— Шесть или семь лет назад, — скромно прибавил я. — Он жил в этом доме. Ну, я так думаю, что жил. У него…
— А! — воскликнула пани. — Такой, длинный, с лицом, как будто у Шерлока Холмса.
— И велосипед…
— И велосипед у него был — этакая развалюха, похожая на большого механического шершня, — она хихикает. — Всегда было слышно за целый квартал…
— Как звякает разболтавшийся звонок, — тихо-тихо прибавил я. На этот раз я её опередил.
Молчание заполнило кухню. Пылинки купались в пронизывающих огромное окно солнечных лучах. Соя зашевелился в кепке, будто рак-отшельник в глубине своей раковины. Вилле, довольный тем, что внимание женщины больше не коптит под копной песочных волос ему макушку, уплетал блины.
— Надо же, совсем вылетел из головы у меня этот пан, — сказала она. Раздосадовано улыбнулась, пытаясь отыскать ещё какие-то мелочи. — Квартира нам досталась от бабушки. Когда мы с мужем сюда переехали, нам, мягко говоря, было не до соседей. Переезд, вереницы родственников, обнюхивающих каждый угол, все дела. Просто чудо, что я вообще его вспомнила. А его имя… нет, не помню и этого.
— Куда же он делся? — спросил я.
— Куда-то переехал. Не знаю. Видно, в момент его исчезновения я была занята чем-то очень важным.

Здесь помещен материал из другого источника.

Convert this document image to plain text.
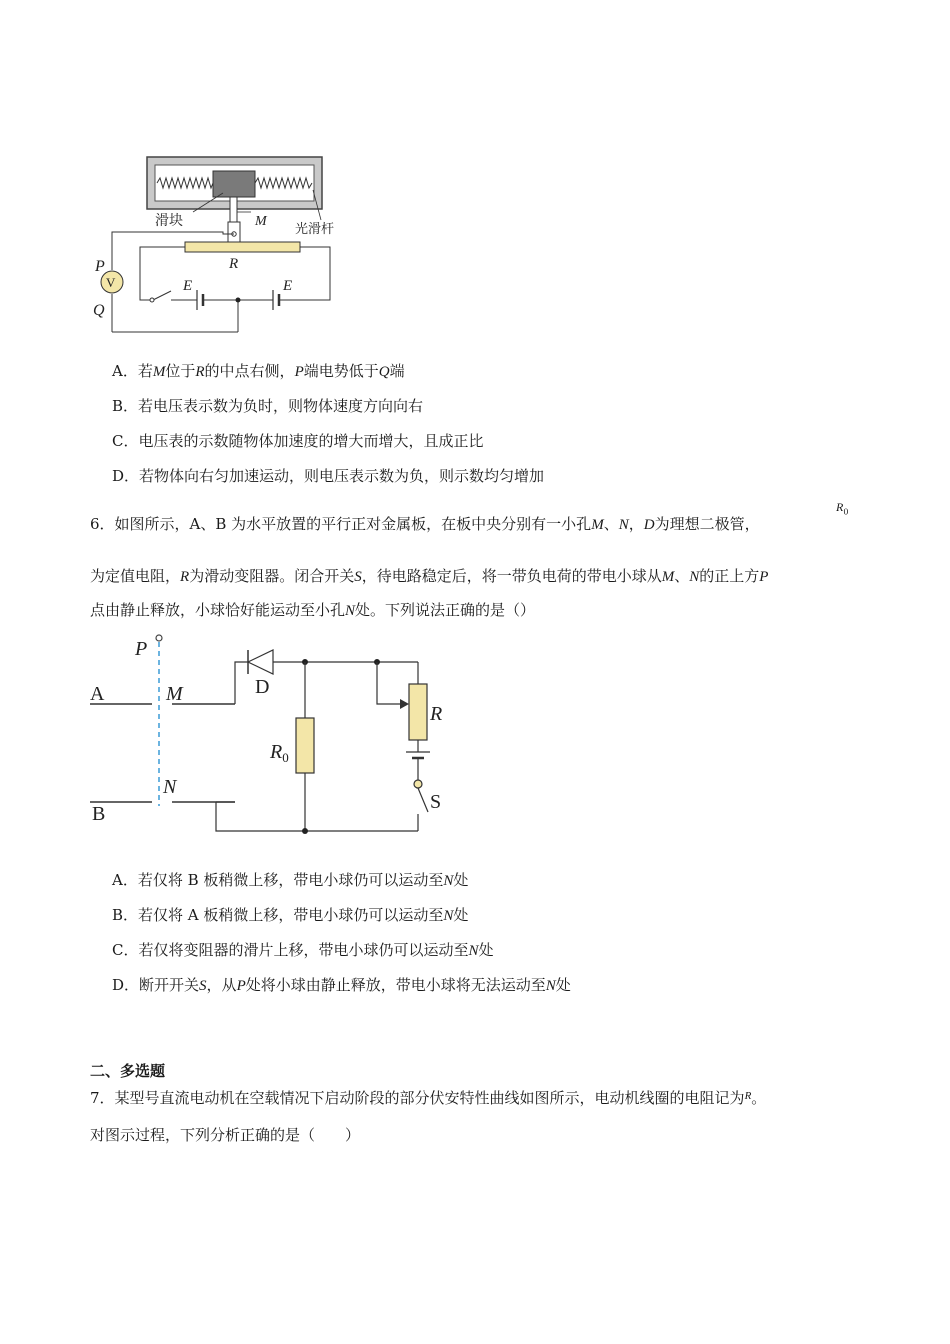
滑块	M 光滑杆
R
E	E
V
P
Q
A．若M位于R的中点右侧，P端电势低于Q端
B．若电压表示数为负时，则物体速度方向向右
C．电压表的示数随物体加速度的增大而增大，且成正比
D．若物体向右匀加速运动，则电压表示数为负，则示数均匀增加
6．如图所示，A、B 为水平放置的平行正对金属板，在板中央分别有一小孔M、N，D为理想二极管，
$R_0$
为定值电阻，R为滑动变阻器。闭合开关S，待电路稳定后，将一带负电荷的带电小球从M、N的正上方P
点由静止释放，小球恰好能运动至小孔N处。下列说法正确的是（）
P
A	M
N
B
D
$R_0$
R
S
A．若仅将 B 板稍微上移，带电小球仍可以运动至N处
B．若仅将 A 板稍微上移，带电小球仍可以运动至N处
C．若仅将变阻器的滑片上移，带电小球仍可以运动至N处
D．断开开关S，从P处将小球由静止释放，带电小球将无法运动至N处
二、多选题
7．某型号直流电动机在空载情况下启动阶段的部分伏安特性曲线如图所示，电动机线圈的电阻记为$^R$。
对图示过程，下列分析正确的是（　　）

Например, клеила обои. Или красила пол, — она растерянно засмеялась. — Он жил на этом этаже, в десятой квартире. Может быть, у теперешних жильцов что-то после него осталось… А зачем он тебе нужен?
— Не знаю, — честно ответил я. — Может быть, просто поговорить.
— Более чем достойная причина, — кивнула пани. — Если он выглядит как Шерлок Холмс, курит хорошие сигары и передвигается на подобном анахронизме, в век машин и спортивных велосипедов… знаете, что такое анахронизм?.. с ним, должно быть, есть о чём поговорить. Я тоже люблю странных людей, хотя, как видите, каким-то образом умудряюсь и не замечать. Впрочем, куда больше я люблю детей. Наелись, мои солнышки?..
Пани следила, как мы обуваемся, сама облачилась в выходные тапочки и проконвоировала нас до нужной двери, и только потом приготовилась ретироваться:
— Пан Болеслев очень любит поговорить. Он отличный оратор, и большое скопление людей производит на него впечатление. Так что я, пожалуй, избавлю себя от демонстрации его искусства и лекции на произвольную тему.
На обратном пути она всё-таки умудрилась чмокнуть в щёку разомлевшего от тающих в желудке блинов и потерявшего бдительность Вилле.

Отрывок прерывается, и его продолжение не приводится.